The availability of primary HSCs is limited, and the chance of those available being a biological match to a patient needing an SCT is low. Additionally, SCT is a hugely invasive procedure, incredibly expensive and usually a last resort in a treatment plan. The alternative is to treat the cells themselves, and for drug testing there’s no biological match needed, just the question of accessibility. But how many cells are needed for tests during the drug discovery for just one drug? Drugs which, after years of pre-clinical development enter clinical trials with only a 10% chance to make it to market? A lot. A lot of cells that are now not available for SCT and potentially resulting in the death of patients.
HSCs are difficult to obtain because in 2D cultures they lose their ‘stemness’; they lose their ability to become dormant for longevity and self-renew for population maintenance, and instead differentiate. Granted we want some to do this, but in the body a percentage of the population always remain in their most primitive state, they don’t all wander off down a differentiation pathway that leads to mature cell types. Therefore, we want an environment in vitro that sustains this most primitive group, else the cells being tested on, or transplanted, aren’t really stem cells…. not much use!

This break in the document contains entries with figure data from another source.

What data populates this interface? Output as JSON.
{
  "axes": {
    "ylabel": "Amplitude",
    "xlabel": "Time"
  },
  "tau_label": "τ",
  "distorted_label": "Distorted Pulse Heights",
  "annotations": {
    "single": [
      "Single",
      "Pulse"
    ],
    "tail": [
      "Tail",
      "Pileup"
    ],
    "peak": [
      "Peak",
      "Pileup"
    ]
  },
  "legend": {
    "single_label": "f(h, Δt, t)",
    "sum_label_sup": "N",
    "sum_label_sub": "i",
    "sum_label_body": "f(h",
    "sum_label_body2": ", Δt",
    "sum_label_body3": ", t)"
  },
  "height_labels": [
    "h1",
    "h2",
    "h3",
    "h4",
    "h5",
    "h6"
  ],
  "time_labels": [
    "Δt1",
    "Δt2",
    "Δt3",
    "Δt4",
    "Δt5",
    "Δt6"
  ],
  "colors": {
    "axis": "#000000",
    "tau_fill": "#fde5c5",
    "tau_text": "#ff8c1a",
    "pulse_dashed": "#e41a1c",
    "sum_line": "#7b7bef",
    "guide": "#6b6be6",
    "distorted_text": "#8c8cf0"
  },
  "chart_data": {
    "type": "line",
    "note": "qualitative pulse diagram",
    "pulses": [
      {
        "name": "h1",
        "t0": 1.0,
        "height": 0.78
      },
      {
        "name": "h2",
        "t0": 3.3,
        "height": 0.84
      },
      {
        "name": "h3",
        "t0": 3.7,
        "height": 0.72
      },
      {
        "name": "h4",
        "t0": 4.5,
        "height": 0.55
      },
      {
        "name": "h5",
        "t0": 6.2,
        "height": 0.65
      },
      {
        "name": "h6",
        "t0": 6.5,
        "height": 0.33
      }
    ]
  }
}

This is where I come in. The project I am undertaking stems (pun intended) from this issue; how can we make primary HSCs more accessible? Firstly, I intend to form a 3D model of the most common place for HSCs to reside – the bone marrow (BM) microenvironment coined the ‘BM Niche’. The aim of any in vitro model is to replicate an environment in vivo as accurately as possible. In the case of the bone marrow, it has been shown that marrow HSCs can be sustained for weeks utilising a hydrogel scaffold to mimic the physical features of the niche, while biological additives such as extracellular matrix proteins (ECM), growth factors and cellular co-culture with marrow Mesenchymal Stem Cells (MSCs) mimic the chemical features.
Figure 1
Figure of a 3d bone marrow ‘niche’ model used to maintain HSCs long-term using a hydrogel scaffold, co-culture with mesenchymal stem cells (MSCs) and biological additives.
Figure created on Biorender.com
Secondly, I’ll determine if the influence of MSCs on HSC self-renewal is a result of metabolomic affects. If it is, I’ll isolate these metabolites and introduce them artificially to the model and hope these metabolomic affects mitigate the need for other biological additives, subsequently simplifying the current techniques used to form niche models. I’ll also aim to use MSC spheroids due to their enhanced viability and phenotype retention long-term.
Lastly, I’ll look to develop a high throughput method of manufacturing these simplified niche models with Atelerix, my industrial partner, alginate gels that enable prolonged cell-survival at room temperature. This will enable the niche to survive storage and transit, arriving to customers in a ready-to-use form.
Figure 2
Figure of the desired simplified alginate ‘niche’ model with MSC spheroids and relevant metabolites.
Figure created on Biorender.com
In summary, haematopoietic disorders lack in treatments due to the cost and poor availability of primary HSCs. This project should yield a single niche model to grow and expand HSC samples without loss of stemness that can retain viability for extended periods of time outside traditional in vitro cell culture environments. This will improve the availability of HSCs and in turn should greatly enhance the development of treatments for blood disorders and reduce the cost of stem cell treatments.